Sandrine Pierrot : «Au sein du groupe La Poste, les salaires des femmes sont très légèrement supérieurs aux salaires des hommes»
“Mon père a travaillé à la Société Générale. Je pense que cela a un petit peu aidé à orienter le choix de carrière et d'études”, reconnaît Sandrine Pierrot qui se voit, dès l'âge de seize ans, travailler dans une banque. Elle étudie avec cet objectif et décroche un DESS en finance à l’Université d’Aix-Marseille puis un mastère spécialisé senior management bancaire à l’Ecole supérieure de la banque.
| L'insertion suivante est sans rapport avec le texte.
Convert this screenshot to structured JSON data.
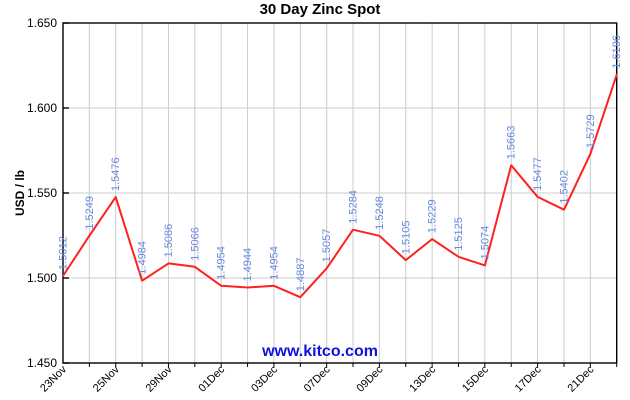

Après avoir commencé sa carrière au sein de la succursale française d’Unicrédit comme analyste des crédits, elle choisit de rejoindre La Poste, en tant que chef de projets offre bancaire Grands Comptes, non sans un certain goût pour le challenge.
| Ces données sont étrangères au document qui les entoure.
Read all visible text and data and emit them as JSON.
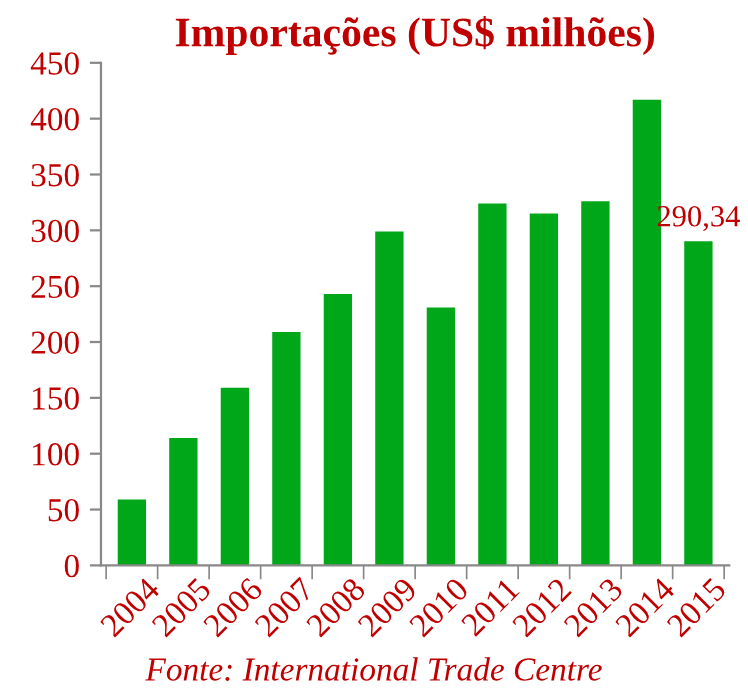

“Il y avait tout à construire (...) Quand je suis entrée en 1996 dans le groupe La Poste, la Banque Postale n’existe pas. Elle sera créée dix ans plus tard”, rappelle Sandrine Pierrot. Très tôt, elle assume son ambition et se donne les moyens de gravir les échelons.
Accepter la mobilité
“Il fallait bouger dans les métiers, éventuellement, mais accessoirement dans les régions aussi (...) Si on ne souhaitait pas progresser, on pouvait rester indéfiniment dans la même région. Ce qui n'était pas mon cas, je souhaitais plutôt progresser”, confie-t-elle en constatant qu’aujourd’hui, la mobilité n’est plus un prérequis à l’évolution professionnelle. A la fin des années 1990, le télétravail n’existe pas, la maternité ne bénéficie pas encore d’un accompagnement renforcé.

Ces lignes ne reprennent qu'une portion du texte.